Он хотел забрать бутылку, но мама отдернула руку, и красные пятна полетели в картину, на которой кричала женщина, кричала, как мама.
– Ты знал!
– Я не знал, клянусь.
– Знал, но молчал! Специально!
– Ты о чем?
Мама с размаху опустила дедушкину бутылку на посудомоечную машину. Стекло разлетелось вдребезги. Вино, красное, как кровь, залило пол, разбрызгалось по желтой стене.
– Да что происходит-то? – спросил я.
Я решил, что меня никто не услышал, но Отис обернулся ко мне и прошептал:
– Гарри, Джоан в положении.
– В каком положении?
Отис зажмурился.
– Она ждет ребенка.
– Так ведь это же хорошо?
Джоан взлохматила мои волосы.
– Да, это очень хорошо. Спасибо тебе, Гарри.
Казалось, она вот-вот заплачет.
– Не трогай его! – закричала мама.
Джоан отдернула руку, и слезы полились у нее из глаз.
Папа глухо проговорил:
– Пожалуйста, Пэт, прекрати, не надо.
Мама бросилась к двери, распахнула ее, вихрем помчалась вверх по ступеням. На кухне стало тихо-тихо. Отис сидел с закрытыми глазами и глубоко вдыхал и выдыхал воздух, чтобы успокоиться. Джоан встала из-за стола и высморкалась. Папа стоял посреди кровавой лужи, каменно-неподвижный, серый. Казалось, распахнув дверь, мама выпустила то, что еще оставалось у нас от надежды.
– Все в порядке, – говорила Джоан, – все хорошо.
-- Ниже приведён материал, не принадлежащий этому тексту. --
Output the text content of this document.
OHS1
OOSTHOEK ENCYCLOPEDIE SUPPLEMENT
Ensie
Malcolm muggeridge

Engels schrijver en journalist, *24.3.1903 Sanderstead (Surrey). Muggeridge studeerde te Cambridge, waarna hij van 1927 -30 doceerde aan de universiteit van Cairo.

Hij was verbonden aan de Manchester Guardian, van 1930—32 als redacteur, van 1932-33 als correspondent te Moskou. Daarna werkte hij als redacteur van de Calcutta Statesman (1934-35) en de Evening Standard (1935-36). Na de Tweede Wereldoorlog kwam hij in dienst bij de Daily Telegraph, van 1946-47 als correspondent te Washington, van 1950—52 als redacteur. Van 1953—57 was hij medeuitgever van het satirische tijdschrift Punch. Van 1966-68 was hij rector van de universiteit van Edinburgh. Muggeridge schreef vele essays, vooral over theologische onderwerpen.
Ничего не было в порядке, не было и не будет, пока кто-нибудь не разберется со всем этим.
Я позвонил Терри, как он и велел мне.
Дзинь-дзинь.
– Алло.
– Терри можно?
– Какого Терри?! Вы, наверное, не туда попали, девушка.
Девушка. Это я девушка?
Я вновь набрал номер, на этот раз очень осторожно.
Дзинь-дзинь.
Я затаил дыхание.
– Hola? – Трубку взяла Консуэлла. А Терри ведь меня предупреждал, что Консуэлла все на свете путает.
– Терри дома?
– Минутку.
В трубке зазвучали ее шаги, они удалялись. Я закрыл глаза и представил, как Консуэлла в хрустящей голубой форме идет по длинному, белому, выложенному мрамором коридору. В руках у нее огромный серебряный поднос, посередине лежит специальная, кремового цвета карточка. На ней старательно выведено: «Вам звонит Гарри Пиклз». Потом я представил, как она на цыпочках поднимается по лестнице, боясь нарушить покой Терри, осторожно стучит в дверь, поправляет белый накрахмаленный передник, приглаживает волосы и ждет.
На самом же деле она лишь прокричала:
– Эй, Терри, тебя к телефону!
Он крикнул ей что-то в ответ, но я не расслышал.
– А мне какое дело? – огрызнулась Консуэлла. – Это твой друг. Да иди, Терри. Vamos!Ну, смотри, я ведь положу трубку. Идешь или нет?
Я услышал, как Терри бежит вниз по лестнице.
– А ты ничего не забыл?
– Да нет вроде, – послышался голос, похожий на голос Терри, но все-таки не совсем его.
– А я говорю, что ты кое-что забыл.
– Ах да, – сказал он. – Спасибо, Консуэлла.
– Да пошел ты… – выругалась она и поспешила прочь.
– Это ты, Гарри? – услышал я в трубке настоящий голос Терри. – Не знаю, что на нее нашло. Проблемные дни, как пить дать. – И потом тише – Слушай меня внимательно, Гарри. Действуем по плану «Б». Ты должен получить новые инструкции.